The roadmap for this preference for the great outdoors grew out of the wobbly world of New York’s open streets and Restaurants open program that is very similar to “playing at the restaurant” in the desert. And customers have proven they will endure whatever al fresco has to bring with it. chance encounters – weird weather, beggars, car exhaust, sirens and the occasional vehicle — all for the privilege of dining al fresco.

West Street, Manhattan, 7:00 p.m.

Looking north on an empty West Street in Manhattan’s Financial District at 7 p.m. on Monday, April 6, 2020. Citywide restrictions calling on people to stay indoors and maintain a distance to curb the spread of COVID-19 are in effect. (Staten Island Advance/Steve Zaffarano)Steve Zaffarano

ABSENCE MAKES THE HEART MORE LOVING

Our new business would be daily and seasonal like a Ralph’s in Port Richmond, but operational from the first Tuesday in May to the last Sunday in October. My logic here, as we’ve learned from the lack of catering during COVID: people really don’t appreciate things until they have them.

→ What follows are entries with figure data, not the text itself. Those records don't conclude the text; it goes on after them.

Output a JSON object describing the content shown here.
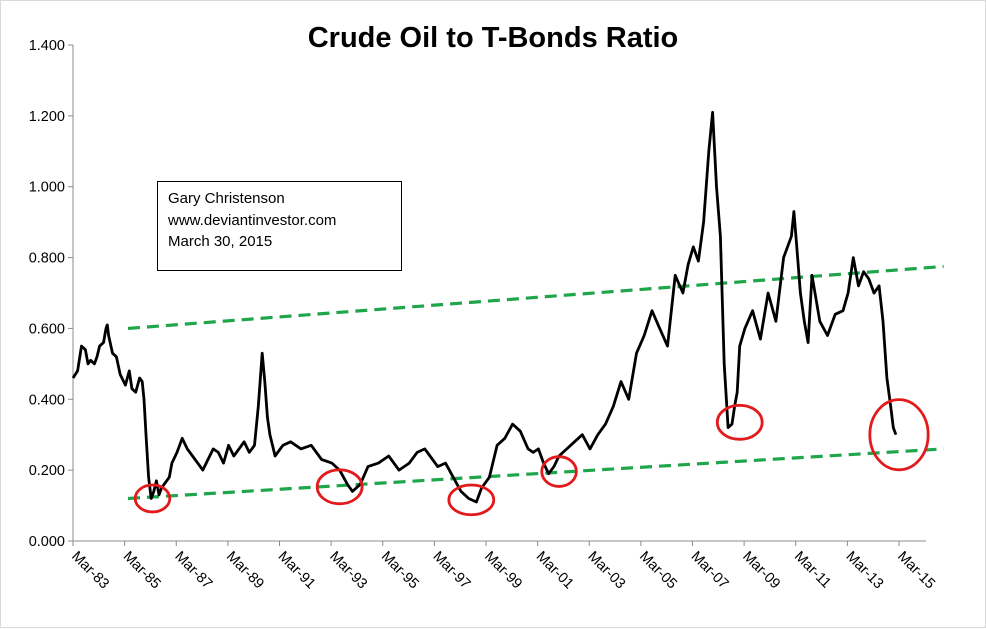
{
  "chart_data": {
    "type": "line",
    "title": "Crude Oil to T-Bonds Ratio",
    "xlabel": "",
    "ylabel": "",
    "ylim": [
      0,
      1.4
    ],
    "y_ticks": [
      "0.000",
      "0.200",
      "0.400",
      "0.600",
      "0.800",
      "1.000",
      "1.200",
      "1.400"
    ],
    "x_tick_labels": [
      "Mar-83",
      "Mar-85",
      "Mar-87",
      "Mar-89",
      "Mar-91",
      "Mar-93",
      "Mar-95",
      "Mar-97",
      "Mar-99",
      "Mar-01",
      "Mar-03",
      "Mar-05",
      "Mar-07",
      "Mar-09",
      "Mar-11",
      "Mar-13",
      "Mar-15"
    ],
    "x_tick_values": [
      1983.17,
      1985.17,
      1987.17,
      1989.17,
      1991.17,
      1993.17,
      1995.17,
      1997.17,
      1999.17,
      2001.17,
      2003.17,
      2005.17,
      2007.17,
      2009.17,
      2011.17,
      2013.17,
      2015.17
    ],
    "xlim": [
      1983.17,
      2015.17
    ],
    "grid": false,
    "legend": "none",
    "series": [
      {
        "color": "#000000",
        "x": [
          1983.17,
          1983.35,
          1983.5,
          1983.65,
          1983.75,
          1983.85,
          1984.0,
          1984.1,
          1984.2,
          1984.35,
          1984.45,
          1984.5,
          1984.55,
          1984.7,
          1984.85,
          1985.0,
          1985.2,
          1985.35,
          1985.45,
          1985.6,
          1985.75,
          1985.85,
          1985.92,
          1986.0,
          1986.1,
          1986.2,
          1986.3,
          1986.4,
          1986.5,
          1986.6,
          1986.7,
          1986.8,
          1986.9,
          1987.0,
          1987.2,
          1987.4,
          1987.6,
          1987.8,
          1988.0,
          1988.2,
          1988.4,
          1988.6,
          1988.8,
          1989.0,
          1989.2,
          1989.4,
          1989.6,
          1989.8,
          1990.0,
          1990.2,
          1990.35,
          1990.5,
          1990.6,
          1990.7,
          1990.8,
          1991.0,
          1991.3,
          1991.6,
          1992.0,
          1992.4,
          1992.8,
          1993.2,
          1993.5,
          1993.8,
          1994.0,
          1994.3,
          1994.6,
          1995.0,
          1995.4,
          1995.8,
          1996.2,
          1996.5,
          1996.8,
          1997.0,
          1997.3,
          1997.6,
          1997.9,
          1998.2,
          1998.5,
          1998.8,
          1999.0,
          1999.3,
          1999.6,
          1999.9,
          2000.2,
          2000.5,
          2000.8,
          2001.0,
          2001.2,
          2001.4,
          2001.6,
          2001.8,
          2002.0,
          2002.3,
          2002.6,
          2002.9,
          2003.2,
          2003.5,
          2003.8,
          2004.1,
          2004.4,
          2004.7,
          2005.0,
          2005.3,
          2005.6,
          2005.9,
          2006.2,
          2006.5,
          2006.8,
          2007.0,
          2007.2,
          2007.4,
          2007.6,
          2007.8,
          2007.95,
          2008.1,
          2008.25,
          2008.4,
          2008.55,
          2008.7,
          2008.8,
          2008.9,
          2009.0,
          2009.2,
          2009.5,
          2009.8,
          2010.1,
          2010.4,
          2010.7,
          2011.0,
          2011.1,
          2011.2,
          2011.35,
          2011.5,
          2011.65,
          2011.8,
          2012.1,
          2012.4,
          2012.7,
          2013.0,
          2013.2,
          2013.4,
          2013.6,
          2013.8,
          2014.0,
          2014.2,
          2014.4,
          2014.55,
          2014.7,
          2014.85,
          2014.95,
          2015.05
        ],
        "values": [
          0.46,
          0.48,
          0.55,
          0.54,
          0.5,
          0.51,
          0.5,
          0.52,
          0.55,
          0.56,
          0.6,
          0.61,
          0.58,
          0.53,
          0.52,
          0.47,
          0.44,
          0.48,
          0.43,
          0.42,
          0.46,
          0.45,
          0.4,
          0.3,
          0.18,
          0.12,
          0.14,
          0.17,
          0.13,
          0.15,
          0.16,
          0.17,
          0.18,
          0.22,
          0.25,
          0.29,
          0.26,
          0.24,
          0.22,
          0.2,
          0.23,
          0.26,
          0.25,
          0.22,
          0.27,
          0.24,
          0.26,
          0.28,
          0.25,
          0.27,
          0.38,
          0.53,
          0.45,
          0.35,
          0.3,
          0.24,
          0.27,
          0.28,
          0.26,
          0.27,
          0.23,
          0.22,
          0.2,
          0.16,
          0.14,
          0.16,
          0.21,
          0.22,
          0.24,
          0.2,
          0.22,
          0.25,
          0.26,
          0.24,
          0.21,
          0.22,
          0.18,
          0.14,
          0.12,
          0.11,
          0.15,
          0.18,
          0.27,
          0.29,
          0.33,
          0.31,
          0.26,
          0.25,
          0.26,
          0.22,
          0.19,
          0.21,
          0.24,
          0.26,
          0.28,
          0.3,
          0.26,
          0.3,
          0.33,
          0.38,
          0.45,
          0.4,
          0.53,
          0.58,
          0.65,
          0.6,
          0.55,
          0.75,
          0.7,
          0.78,
          0.83,
          0.79,
          0.9,
          1.1,
          1.21,
          1.0,
          0.86,
          0.5,
          0.32,
          0.33,
          0.38,
          0.42,
          0.55,
          0.6,
          0.65,
          0.57,
          0.7,
          0.62,
          0.8,
          0.86,
          0.93,
          0.84,
          0.7,
          0.62,
          0.56,
          0.75,
          0.62,
          0.58,
          0.64,
          0.65,
          0.7,
          0.8,
          0.72,
          0.76,
          0.74,
          0.7,
          0.72,
          0.62,
          0.46,
          0.38,
          0.32,
          0.3
        ]
      }
    ],
    "trend_lines": [
      {
        "color": "#1fa64a",
        "x": [
          1985.3,
          2016.9
        ],
        "values": [
          0.6,
          0.775
        ]
      },
      {
        "color": "#1fa64a",
        "x": [
          1985.3,
          2016.9
        ],
        "values": [
          0.12,
          0.26
        ]
      }
    ],
    "circles": [
      {
        "color": "#e31a1c",
        "cx": 1986.25,
        "cy": 0.12,
        "rx_years": 0.67,
        "ry_value": 0.038
      },
      {
        "color": "#e31a1c",
        "cx": 1993.5,
        "cy": 0.153,
        "rx_years": 0.87,
        "ry_value": 0.048
      },
      {
        "color": "#e31a1c",
        "cx": 1998.6,
        "cy": 0.116,
        "rx_years": 0.87,
        "ry_value": 0.042
      },
      {
        "color": "#e31a1c",
        "cx": 2002.0,
        "cy": 0.196,
        "rx_years": 0.67,
        "ry_value": 0.042
      },
      {
        "color": "#e31a1c",
        "cx": 2009.0,
        "cy": 0.335,
        "rx_years": 0.87,
        "ry_value": 0.048
      },
      {
        "color": "#e31a1c",
        "cx": 2015.17,
        "cy": 0.3,
        "rx_years": 1.13,
        "ry_value": 0.099
      }
    ],
    "annotation": [
      "Gary Christenson",
      "www.deviantinvestor.com",
      "March 30, 2015"
    ]
  }
}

Now for the food schtick – the basic menu has to be cheap. And by cheap, I mean all the ingredients have a low food cost, something like 20% in mind. This comes with a caveat: various hurricanes, a pandemic, and international politics have taught us that a disrupted supply chain eventually makes its way to the consumer. But low food cost means the chef should aim for few ingredients, limited inventory, zero waste, and all edibles sourced as locally as possible.

Or the menu should continually change – daily or even hourly – depending on what’s happening in each season. But who has time to wade through perishable inventory in the markets while still properly running a business?

With all these considerations – customer service is a topic for another day – I came to the conclusion that our super modern and perfect restaurant menu would include pizza, pasta and sustainable fish – herring, anchovies, mackerel and shad , to name a few species.

If you keep an open mind, I promise the dining experience will be wild and wonderful. At the very least, it will make a good dinner conversation.